Los problemas vendrían después cuando los puestos de trabajo escasearon a consecuencia del paro endémico que aun hoy no termina de despejar el mercado laboral español. El desempleo juvenil se disparaba, la ley de la oferta y la demanda en la contratación lastraba el crecimiento de los salarios y empezó a perfilarse ya la perspectiva de un futuro menos halagüeño del de sus progenitores. Fue cuando la pensión de los abuelos se convirtió en el refugio que soportaba la manutención de hijos y nietos en situaciones extremas y las casas de tantos jubilados hubieron de tapizarse de colchones para acoger la prole de su descendencia caída en desgracia.
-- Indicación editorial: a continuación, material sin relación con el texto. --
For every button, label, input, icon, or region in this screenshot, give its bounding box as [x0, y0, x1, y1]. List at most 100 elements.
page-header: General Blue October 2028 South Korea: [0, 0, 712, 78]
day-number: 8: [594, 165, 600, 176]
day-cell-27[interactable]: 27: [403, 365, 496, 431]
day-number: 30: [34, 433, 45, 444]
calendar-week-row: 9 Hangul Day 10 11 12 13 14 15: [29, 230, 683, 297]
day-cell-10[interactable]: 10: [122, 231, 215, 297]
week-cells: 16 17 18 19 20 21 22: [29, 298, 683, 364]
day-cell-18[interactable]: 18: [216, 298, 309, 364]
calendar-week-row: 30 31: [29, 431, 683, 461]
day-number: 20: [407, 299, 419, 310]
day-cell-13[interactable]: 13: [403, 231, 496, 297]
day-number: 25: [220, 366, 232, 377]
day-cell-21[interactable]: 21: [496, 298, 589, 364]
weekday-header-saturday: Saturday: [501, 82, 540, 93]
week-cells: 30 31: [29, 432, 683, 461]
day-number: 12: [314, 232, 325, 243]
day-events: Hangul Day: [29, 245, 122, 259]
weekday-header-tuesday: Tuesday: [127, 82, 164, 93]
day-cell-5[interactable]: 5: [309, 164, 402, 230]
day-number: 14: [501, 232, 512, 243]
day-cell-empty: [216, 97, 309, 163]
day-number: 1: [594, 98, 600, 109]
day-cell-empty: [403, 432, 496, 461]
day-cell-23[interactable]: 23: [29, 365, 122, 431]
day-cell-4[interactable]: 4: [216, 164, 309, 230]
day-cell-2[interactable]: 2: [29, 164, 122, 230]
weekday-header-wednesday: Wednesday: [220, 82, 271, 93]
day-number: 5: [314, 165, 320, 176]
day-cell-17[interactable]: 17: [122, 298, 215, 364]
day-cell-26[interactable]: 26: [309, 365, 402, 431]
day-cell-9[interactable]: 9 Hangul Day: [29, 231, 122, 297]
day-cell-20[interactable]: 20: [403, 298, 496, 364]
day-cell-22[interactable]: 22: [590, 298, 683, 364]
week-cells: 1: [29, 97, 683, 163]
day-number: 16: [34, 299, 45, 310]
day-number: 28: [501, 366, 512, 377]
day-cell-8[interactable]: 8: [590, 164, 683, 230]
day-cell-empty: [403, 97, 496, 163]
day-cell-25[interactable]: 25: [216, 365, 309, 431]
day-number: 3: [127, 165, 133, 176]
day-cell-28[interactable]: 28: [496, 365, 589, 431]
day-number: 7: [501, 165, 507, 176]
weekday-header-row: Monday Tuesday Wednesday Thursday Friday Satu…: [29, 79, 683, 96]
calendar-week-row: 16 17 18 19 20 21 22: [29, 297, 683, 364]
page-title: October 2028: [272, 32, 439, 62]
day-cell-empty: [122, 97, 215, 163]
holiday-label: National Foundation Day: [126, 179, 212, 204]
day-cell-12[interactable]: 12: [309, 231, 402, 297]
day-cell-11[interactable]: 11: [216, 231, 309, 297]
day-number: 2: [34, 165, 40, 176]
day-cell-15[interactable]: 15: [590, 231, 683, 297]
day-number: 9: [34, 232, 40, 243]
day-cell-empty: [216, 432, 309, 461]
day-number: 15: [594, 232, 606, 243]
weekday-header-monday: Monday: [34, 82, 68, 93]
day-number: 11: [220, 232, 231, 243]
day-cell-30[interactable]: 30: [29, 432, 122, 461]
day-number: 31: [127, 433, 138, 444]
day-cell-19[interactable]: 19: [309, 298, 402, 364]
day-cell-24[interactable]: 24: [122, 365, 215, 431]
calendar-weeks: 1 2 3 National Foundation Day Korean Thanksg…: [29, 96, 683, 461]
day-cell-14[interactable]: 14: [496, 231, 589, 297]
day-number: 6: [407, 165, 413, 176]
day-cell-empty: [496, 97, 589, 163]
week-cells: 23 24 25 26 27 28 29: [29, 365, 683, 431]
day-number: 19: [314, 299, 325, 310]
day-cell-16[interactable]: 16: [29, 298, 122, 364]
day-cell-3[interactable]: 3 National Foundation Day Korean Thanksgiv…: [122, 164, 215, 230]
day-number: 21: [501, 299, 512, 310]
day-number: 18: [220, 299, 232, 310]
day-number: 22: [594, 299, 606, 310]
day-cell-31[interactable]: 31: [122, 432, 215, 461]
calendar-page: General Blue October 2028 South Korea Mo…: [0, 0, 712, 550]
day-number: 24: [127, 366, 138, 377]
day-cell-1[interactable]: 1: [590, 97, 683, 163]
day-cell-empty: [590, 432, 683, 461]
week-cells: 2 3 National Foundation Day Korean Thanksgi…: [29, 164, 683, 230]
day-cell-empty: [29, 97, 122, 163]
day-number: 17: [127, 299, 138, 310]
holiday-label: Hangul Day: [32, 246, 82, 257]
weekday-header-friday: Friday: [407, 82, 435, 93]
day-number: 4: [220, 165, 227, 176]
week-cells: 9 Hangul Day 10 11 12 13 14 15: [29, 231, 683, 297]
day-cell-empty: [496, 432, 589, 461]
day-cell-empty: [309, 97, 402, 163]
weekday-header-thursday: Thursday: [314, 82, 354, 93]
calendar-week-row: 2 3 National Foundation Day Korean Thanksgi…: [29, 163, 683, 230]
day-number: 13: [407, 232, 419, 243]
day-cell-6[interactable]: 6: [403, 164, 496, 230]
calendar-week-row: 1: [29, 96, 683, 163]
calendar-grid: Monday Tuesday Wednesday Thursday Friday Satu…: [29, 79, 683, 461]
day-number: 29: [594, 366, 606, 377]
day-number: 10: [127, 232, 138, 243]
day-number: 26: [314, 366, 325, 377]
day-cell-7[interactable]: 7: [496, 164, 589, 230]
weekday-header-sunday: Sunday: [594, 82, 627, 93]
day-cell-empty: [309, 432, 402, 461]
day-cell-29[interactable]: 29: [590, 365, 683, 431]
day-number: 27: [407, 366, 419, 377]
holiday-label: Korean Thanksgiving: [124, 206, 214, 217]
Los últimos años tras la pandemia han sido de crecimiento sostenido hasta el punto de poner a España a la cabeza de los países con mayor empuje de la UE. Esto ha ocurrido en un contexto de atonía económica de nuestros socios europeos que, habida cuenta del estrecho vínculo financiero y comercial que nos relaciona con ellos, tiene especial notoriedad porque de haberles ido mejor a los países comunitarios el crecimiento de nuestro país habría sido aún mayor. Un crecimiento que ha saneado el tejido empresarial y que rebajó las tasas de empleo en términos absolutos, pero que no ha permeado lo bastante en la llamada economía micro que ahora presenta problemas estructurales diferentes a los que nos agobiaron años atrás. El de la vivienda es sin lugar a duda el más acuciante porque limita de forma radical la posibilidad de independizarse y formar nuevos hogares, además de poner en situación crítica a quienes viven de alquiler y, su sueldo, o la precariedad laboral, les impide satisfacer los pagos de la casa. Esto que parecía afectar solo a la gente joven se está manifestando con una crudeza extraordinaria entre la llamada “generación senior”, el segmento entre los 50 y 65 años que son parados de larga duración y ya no pueden pagar el alquiler, sus hijos no consiguen emanciparse y el mercado laboral les vuelve la espalda porque les considera demasiado mayores. No son lo suficientemente jóvenes para interesar a las empresas ni lo suficientemente viejos para llegar airosos a la jubilación. Es un colectivo lo bastante numeroso y está lo bastante desesperado para que el Estado ponga la mayor atención a su desgracia y establezca incentivos que reviertan su situación. Ninguna generación merece ser olvidada.